Ricado (ao fundo), Chicão, Mario e Carlos.

Os xátrias, chátrias ou chatrias formam uma das quatro castas no hinduísmo. Constituem a ordem dos altos postos militares e na sua maioria governantes do tradicional sistema social védico-hindu, e suas famílias, tal como definido pelos Vedas e pelo Código de Manu . 

Adotamos o nome Xétrias para a banda, numa adaptação da classe que correspondia aos guerreiros nascidos do deus Brahma. E fomos os primeiros a dispensar o artigo “os” no nome da banda.

O velho Chiquito, ou Francisco de Toledo Duarte, foi, para mim, um grande inspirador em vários sentidos. Em todas as comemorações de aniversário, bodas e dia dos namorados, ele nos surpreendia com uma poesia, homenageando minha avó, Olga, e àquela união, declamando seu intenso amor. Sua singeleza me tocava.

“Fito teus olhos com amor sem par,
E eis que sorrio e tu também sorris.
Tu não evitas esse meu olhar
E isso me basta para ser feliz.”

 

Abandono

Precoce, como sempre, resolvi me casar cedo, em setembro de 1972. Sentia-me maduro e preparado, e sabia que a vida a dois exigiria sacrifícios, mas jamais imaginei que, de imediato, sofreria pressão para me afastar de meus amigos e do meu violão.

Nesse tempo, aproveitei a oportunidade surgida no banco onde eu trabalhava, sendo um dos selecionados para formar a equipe que implantaria os primeiros sistemas computadorizados naquela organização.

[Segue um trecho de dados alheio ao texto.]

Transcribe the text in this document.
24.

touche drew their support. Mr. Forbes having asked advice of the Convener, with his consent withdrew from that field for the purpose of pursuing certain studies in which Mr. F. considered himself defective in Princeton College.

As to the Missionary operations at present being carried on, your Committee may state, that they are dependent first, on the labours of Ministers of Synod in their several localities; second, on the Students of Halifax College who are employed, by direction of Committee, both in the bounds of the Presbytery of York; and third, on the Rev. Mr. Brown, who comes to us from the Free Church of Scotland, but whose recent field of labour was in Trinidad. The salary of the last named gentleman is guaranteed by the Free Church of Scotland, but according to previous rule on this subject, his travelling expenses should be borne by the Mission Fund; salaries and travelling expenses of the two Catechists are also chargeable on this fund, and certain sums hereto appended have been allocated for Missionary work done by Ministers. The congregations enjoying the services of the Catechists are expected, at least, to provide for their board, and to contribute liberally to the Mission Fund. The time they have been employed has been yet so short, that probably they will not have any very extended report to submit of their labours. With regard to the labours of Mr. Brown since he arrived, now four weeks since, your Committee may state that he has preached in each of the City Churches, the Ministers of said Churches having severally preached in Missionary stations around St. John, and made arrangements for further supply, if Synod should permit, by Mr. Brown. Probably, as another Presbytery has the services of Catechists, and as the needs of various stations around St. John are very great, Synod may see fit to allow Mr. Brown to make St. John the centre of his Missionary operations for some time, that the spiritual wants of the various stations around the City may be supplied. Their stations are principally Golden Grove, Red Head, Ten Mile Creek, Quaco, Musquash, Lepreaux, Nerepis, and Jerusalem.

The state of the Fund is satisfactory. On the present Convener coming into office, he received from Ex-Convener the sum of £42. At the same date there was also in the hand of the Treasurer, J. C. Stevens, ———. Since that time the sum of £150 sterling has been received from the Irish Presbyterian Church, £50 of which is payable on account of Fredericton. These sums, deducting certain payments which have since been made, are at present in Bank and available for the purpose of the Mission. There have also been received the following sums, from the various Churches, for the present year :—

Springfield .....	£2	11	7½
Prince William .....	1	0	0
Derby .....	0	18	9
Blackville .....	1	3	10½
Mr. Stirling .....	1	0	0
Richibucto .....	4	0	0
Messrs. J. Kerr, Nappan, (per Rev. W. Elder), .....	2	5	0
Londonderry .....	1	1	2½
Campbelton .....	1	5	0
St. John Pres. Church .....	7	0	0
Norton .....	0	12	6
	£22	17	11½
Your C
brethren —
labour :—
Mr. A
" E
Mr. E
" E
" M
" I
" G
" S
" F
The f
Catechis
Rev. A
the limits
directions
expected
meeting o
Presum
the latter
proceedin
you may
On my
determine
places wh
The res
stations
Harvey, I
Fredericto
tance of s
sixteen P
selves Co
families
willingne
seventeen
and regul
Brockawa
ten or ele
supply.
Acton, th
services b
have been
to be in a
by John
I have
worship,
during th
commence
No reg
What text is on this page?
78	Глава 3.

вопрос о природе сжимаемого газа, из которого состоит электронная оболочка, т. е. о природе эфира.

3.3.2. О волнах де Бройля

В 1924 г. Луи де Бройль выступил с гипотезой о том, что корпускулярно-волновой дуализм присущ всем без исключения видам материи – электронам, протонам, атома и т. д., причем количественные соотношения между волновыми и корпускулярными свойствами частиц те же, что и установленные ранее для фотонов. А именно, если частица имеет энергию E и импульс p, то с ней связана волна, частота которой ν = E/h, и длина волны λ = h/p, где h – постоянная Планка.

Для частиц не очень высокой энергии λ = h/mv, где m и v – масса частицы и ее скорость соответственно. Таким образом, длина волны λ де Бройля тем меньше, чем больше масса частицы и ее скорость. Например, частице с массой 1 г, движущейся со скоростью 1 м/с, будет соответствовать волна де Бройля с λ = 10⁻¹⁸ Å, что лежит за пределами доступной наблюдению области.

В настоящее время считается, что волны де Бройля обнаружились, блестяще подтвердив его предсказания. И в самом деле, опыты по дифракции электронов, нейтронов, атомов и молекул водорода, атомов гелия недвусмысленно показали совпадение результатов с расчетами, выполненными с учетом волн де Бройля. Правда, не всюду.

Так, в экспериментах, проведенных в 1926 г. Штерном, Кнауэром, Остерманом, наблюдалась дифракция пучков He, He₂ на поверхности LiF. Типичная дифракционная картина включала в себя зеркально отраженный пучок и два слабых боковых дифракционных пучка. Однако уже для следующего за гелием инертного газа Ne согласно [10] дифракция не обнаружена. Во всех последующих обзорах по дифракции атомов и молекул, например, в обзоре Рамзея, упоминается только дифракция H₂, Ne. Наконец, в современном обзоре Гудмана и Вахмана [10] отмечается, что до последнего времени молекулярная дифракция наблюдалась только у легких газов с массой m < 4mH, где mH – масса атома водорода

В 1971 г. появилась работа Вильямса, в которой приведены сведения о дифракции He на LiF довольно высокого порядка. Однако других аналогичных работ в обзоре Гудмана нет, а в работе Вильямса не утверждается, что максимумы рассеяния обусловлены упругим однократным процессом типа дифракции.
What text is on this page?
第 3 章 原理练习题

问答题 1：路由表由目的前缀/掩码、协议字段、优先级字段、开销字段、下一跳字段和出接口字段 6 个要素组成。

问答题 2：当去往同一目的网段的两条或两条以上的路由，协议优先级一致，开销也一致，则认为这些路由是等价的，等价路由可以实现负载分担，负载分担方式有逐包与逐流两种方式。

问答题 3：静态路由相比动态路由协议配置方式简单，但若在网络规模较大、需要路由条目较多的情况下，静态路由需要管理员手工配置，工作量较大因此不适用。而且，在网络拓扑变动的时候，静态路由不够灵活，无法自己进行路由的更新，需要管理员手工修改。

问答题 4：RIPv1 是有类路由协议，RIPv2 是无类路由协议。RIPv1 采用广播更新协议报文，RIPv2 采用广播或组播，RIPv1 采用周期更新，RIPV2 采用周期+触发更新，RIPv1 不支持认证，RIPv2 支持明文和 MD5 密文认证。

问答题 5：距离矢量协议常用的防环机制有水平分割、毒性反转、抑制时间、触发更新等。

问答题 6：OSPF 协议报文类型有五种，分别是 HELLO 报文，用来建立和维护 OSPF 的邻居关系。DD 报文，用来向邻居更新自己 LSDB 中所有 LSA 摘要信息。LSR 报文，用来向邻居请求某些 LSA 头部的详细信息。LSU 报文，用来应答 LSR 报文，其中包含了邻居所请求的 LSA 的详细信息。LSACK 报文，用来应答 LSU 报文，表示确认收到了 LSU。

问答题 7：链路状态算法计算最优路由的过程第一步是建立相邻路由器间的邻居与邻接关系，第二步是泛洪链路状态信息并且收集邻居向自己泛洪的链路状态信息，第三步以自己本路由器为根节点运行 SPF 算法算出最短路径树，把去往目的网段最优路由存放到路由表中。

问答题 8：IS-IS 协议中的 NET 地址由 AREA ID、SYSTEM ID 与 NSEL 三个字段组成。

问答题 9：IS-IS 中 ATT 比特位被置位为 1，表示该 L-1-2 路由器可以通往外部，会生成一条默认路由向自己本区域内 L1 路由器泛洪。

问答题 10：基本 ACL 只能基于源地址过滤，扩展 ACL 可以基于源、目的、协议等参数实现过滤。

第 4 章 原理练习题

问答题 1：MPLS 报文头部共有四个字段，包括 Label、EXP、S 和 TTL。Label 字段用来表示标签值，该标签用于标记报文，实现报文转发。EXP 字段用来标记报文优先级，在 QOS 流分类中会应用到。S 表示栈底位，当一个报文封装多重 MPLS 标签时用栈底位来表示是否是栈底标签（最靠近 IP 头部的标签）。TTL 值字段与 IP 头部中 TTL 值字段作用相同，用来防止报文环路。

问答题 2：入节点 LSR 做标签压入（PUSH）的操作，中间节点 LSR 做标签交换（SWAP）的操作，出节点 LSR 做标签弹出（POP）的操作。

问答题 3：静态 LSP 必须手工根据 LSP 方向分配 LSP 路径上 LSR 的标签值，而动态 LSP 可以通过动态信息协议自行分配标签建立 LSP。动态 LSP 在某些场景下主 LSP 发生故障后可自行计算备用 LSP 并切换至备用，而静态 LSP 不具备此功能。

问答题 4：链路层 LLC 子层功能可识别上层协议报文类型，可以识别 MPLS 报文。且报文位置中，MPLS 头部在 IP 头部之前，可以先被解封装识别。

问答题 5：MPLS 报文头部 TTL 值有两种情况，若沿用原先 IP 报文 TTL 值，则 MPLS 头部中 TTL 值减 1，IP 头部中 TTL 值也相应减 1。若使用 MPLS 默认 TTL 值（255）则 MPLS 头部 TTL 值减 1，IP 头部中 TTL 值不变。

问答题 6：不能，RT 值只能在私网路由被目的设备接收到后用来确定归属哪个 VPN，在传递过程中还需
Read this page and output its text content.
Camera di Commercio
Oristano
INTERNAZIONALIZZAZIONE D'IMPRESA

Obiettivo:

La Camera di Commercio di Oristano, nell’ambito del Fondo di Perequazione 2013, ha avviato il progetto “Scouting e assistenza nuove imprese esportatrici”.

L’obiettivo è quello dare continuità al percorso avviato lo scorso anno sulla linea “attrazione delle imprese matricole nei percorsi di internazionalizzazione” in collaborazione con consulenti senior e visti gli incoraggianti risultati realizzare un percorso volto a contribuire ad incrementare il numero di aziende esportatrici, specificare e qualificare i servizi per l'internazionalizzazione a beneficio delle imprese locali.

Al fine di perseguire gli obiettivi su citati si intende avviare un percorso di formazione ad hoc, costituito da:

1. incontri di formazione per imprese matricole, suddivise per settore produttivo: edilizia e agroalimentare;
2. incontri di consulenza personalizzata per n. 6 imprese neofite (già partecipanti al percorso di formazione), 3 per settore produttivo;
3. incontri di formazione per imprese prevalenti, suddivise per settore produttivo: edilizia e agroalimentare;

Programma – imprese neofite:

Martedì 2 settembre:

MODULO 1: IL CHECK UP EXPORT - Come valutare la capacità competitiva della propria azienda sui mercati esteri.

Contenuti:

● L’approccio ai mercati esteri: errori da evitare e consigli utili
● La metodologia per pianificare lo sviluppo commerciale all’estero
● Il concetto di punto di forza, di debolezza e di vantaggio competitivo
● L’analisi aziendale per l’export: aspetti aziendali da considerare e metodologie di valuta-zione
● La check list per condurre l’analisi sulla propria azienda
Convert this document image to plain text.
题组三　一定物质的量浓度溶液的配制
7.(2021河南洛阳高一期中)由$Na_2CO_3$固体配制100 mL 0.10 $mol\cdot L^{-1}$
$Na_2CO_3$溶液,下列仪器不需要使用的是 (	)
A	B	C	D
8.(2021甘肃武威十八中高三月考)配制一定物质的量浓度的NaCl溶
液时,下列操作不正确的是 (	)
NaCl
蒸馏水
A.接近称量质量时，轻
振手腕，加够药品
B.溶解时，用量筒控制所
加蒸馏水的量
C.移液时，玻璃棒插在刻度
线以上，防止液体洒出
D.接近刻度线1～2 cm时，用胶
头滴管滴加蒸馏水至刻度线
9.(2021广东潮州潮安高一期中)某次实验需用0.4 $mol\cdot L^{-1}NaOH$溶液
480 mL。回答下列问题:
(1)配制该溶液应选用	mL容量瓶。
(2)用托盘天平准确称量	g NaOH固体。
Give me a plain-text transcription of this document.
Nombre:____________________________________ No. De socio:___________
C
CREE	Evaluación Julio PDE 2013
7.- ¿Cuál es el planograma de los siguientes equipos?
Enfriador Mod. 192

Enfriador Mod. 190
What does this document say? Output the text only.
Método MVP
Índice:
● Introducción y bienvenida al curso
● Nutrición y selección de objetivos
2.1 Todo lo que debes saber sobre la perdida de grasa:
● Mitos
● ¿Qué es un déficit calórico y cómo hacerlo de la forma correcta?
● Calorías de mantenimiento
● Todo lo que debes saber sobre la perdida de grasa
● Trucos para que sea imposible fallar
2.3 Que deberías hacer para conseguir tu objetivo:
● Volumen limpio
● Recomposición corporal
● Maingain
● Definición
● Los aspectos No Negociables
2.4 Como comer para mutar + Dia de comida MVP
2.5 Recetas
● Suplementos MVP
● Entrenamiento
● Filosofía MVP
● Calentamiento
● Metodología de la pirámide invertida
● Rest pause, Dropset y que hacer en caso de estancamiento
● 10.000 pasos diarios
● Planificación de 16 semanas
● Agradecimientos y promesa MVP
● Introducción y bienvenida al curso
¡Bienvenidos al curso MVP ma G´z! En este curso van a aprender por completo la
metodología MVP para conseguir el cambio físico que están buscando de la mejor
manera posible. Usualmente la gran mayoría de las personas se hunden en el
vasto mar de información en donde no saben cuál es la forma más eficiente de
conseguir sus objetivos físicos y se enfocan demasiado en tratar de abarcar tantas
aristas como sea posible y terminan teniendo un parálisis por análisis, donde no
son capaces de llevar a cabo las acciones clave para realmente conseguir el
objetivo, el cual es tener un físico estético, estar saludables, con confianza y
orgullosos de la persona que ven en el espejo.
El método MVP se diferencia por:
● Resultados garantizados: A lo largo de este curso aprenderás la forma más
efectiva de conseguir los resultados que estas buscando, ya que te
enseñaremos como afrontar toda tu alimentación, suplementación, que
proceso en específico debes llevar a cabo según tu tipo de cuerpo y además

Assim começou minha carreira como Programador, depois, Analista de Sistemas e, mais tarde, coordenador de projetos.

Foram quase oito anos distante do instrumento que mais tarde eu chamaria de “Amigo do Peito”. Finalmente, em 1980, por sugestão de um colega, tive minha primeira participação num festival de música.

Os anos oitenta marcaram uma época de muita inspiração, provocada, muitas vezes, por desilusões e amores platônicos, mas também com pitadas de humor. Participei de muitos festivais, mas tive que me redescobrir quando a economia começou a afetar o mercado de trabalho, principalmente a partir da metade daquela década, quando finalmente entendi o significado de ter que “matar um leão por dia”. Aprendi muito. Fui  professor, comerciante, carpinteiro, marceneiro, mestre de obras, aspirante de arquiteto, serralheiro de alumínio. Enfim, nunca desisti de mim mesmo, apesar de todas as perdas.

Vida nova no novo milênio

Vivi em São José dos Campos durante 34 anos. Cheguei àquela cidade em 1974, com a Engesa, e a tenho como cidade do coração até hoje, com o sonho de um dia – quem sabe? – voltar. 

A despeito de todas as notícias publicadas à época sobre o bug do milênio, o único bug que percebi aconteceu na minha vida, com diversas perdas irreparáveis. Graças a isso, formou-se em mim uma “casca de proteção”, uma espécie de renascimento acompanhado do abandono paulatino da “sensibilidade” que me tornava vulnerável à inspiração romântica. Foi algo parecido com o processo inverso da transformação da lagarta em borboleta. 

O último festival de música do qual participei foi um engodo promovido em Mogi das Cruzes, em 2003. As poesias e fotos, consideradas como uma  reserva pessoal,  foram mantidas em caixas de papelão e nunca mais foram manuseadas. Até agora.

Se eu tiver a longevidade de meus parentes, com sorte talvez alcance os oitenta anos. Isso significa que já vivi cerca de 85% da minha vida. Minha esposa me disse, várias vezes, que tudo que fiz se perderia se eu não mostrasse aos outros. Por isso resolvi aproveitar os 15% restantes para “abrir meu baú” e compartilhar seu conteúdo. Espero que esse gesto ajude outras pessoas a compreenderem o que sou.